Last month I noted Newsweek's Liz White's complaint about the term "ObamaCare" being used as shorthand for the Democratic health care legislation. White griped that the term was "ominous-sounding" and favored by the legislation's conservative opponents as reasons why mainstream media outlets should eschew the term.
Now a full 27 days later, White is back at it with her complaint about the term "ObamaCare." This time, she's citing none other than liberal Comedy Central "Daily Show" host Jon Stewart to back her up:
On Tuesday night's The Daily Show With Jon Stewart, Stewart discussed a new book, A New American Tea Party: The Counterrevolution Against Bailouts, Handouts, Reckless Spending, and More Taxes, with its author, John O’Hara. O’Hara drops the O word—"Obamacare"—several minutes into the discussion about whether the tea-party movement is or is not antigovernment.
Stewart immediately jumps on O’Hara’s slip, calling him out on using the “derogatory” phrase and firing back by referring to O’Hara’s book as a “tea-bagger book.” O’Hara stammers for a few seconds and tries to defend his word choice, but concedes to calling it the health-reform bill instead. (It’s a law, by the way.)
Last month, I took on this same issue. Should the bill be called Obamacare, or is that phrase, as Stewart puts it, derogatory by nature?
Since its passing, so-called Obamacare has become a more mainstream term for the health bill, but it still hasn’t overcome its negative beginnings. The search results are still overwhelmingly negative, but it has made its way into several NEWSWEEK stories over the past couple of weeks.
Writers and journalists might find the term useful—it’s catchy and easier to write—but it isn’t likely to shed its unfavorable connotation, especially with partisan voices like O’Hara dropping it into conversation.
But what is so offensive about the term ObamaCare that it would be on par with the derogatory and sexually-connoted term "tea-bagger"?

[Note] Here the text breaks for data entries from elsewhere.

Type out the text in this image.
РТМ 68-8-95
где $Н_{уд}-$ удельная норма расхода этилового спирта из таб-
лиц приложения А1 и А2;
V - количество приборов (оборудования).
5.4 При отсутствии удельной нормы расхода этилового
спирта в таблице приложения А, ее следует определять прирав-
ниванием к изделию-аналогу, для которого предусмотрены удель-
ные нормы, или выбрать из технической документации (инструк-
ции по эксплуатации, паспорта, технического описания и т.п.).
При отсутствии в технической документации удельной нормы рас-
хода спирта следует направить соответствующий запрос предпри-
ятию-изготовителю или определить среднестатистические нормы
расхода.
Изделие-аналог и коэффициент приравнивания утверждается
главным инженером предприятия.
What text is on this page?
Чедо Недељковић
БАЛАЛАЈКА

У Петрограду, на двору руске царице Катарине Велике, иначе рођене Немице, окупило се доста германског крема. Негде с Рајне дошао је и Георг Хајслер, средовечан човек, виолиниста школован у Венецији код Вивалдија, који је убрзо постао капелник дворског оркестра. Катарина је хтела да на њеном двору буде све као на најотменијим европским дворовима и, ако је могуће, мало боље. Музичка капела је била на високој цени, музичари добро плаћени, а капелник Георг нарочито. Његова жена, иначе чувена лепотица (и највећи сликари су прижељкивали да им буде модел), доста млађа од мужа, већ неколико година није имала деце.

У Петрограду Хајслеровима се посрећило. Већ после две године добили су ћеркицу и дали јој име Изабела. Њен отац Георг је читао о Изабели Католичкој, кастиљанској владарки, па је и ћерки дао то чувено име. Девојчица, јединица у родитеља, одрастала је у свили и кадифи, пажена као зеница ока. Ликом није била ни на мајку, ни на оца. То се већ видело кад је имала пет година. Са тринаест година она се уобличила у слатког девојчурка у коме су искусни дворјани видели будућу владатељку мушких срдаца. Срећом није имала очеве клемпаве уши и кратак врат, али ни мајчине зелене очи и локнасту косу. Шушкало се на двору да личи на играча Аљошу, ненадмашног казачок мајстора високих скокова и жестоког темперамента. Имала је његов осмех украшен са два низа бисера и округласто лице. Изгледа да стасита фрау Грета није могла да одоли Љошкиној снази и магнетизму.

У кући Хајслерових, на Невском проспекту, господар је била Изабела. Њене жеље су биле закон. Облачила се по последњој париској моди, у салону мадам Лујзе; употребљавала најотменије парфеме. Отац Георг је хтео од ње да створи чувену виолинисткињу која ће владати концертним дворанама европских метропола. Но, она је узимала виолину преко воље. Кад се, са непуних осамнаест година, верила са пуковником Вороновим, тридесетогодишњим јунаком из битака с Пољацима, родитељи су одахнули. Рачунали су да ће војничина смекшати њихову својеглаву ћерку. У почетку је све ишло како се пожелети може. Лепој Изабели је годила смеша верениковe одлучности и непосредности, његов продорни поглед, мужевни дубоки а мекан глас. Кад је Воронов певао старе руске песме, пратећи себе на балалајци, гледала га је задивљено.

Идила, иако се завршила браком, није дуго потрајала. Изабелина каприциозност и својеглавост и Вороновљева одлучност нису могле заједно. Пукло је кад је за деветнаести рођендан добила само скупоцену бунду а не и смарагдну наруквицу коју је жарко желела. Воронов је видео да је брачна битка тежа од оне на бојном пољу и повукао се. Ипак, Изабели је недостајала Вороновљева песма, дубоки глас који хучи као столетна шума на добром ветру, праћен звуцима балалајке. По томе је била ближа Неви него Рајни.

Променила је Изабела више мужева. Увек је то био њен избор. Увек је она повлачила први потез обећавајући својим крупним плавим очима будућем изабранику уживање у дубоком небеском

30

After all, the health care bill is President Obama's signature legislative accomplishment of his first two years in office, much as President Bush's tax cuts were his signature agenda item, and we all remember how the media never let up with criticism about how the "Bush tax cuts" were "costing" the government by "driving up deficits."
Simply put, the media made sure Bush's signature accomplishment was squarely identified with him and done so often in a negative light in furtherance of liberal talking points.
Indeed, the media never insisted on referring to the tax cut act by its formal name, "The Economic Growth and Tax Relief Reconciliation Act of 2001," in much the same way as White herself admitted of ObamaCare's formal title, "The Patient Protection and Affordable Care Act" that it "may be too much of a mouthful to actually catch on."
White's complaint about ObamaCare's "negative beginnings" and "unfavorable connotation" is a strange one coming from an ostensibly unbiased journalist.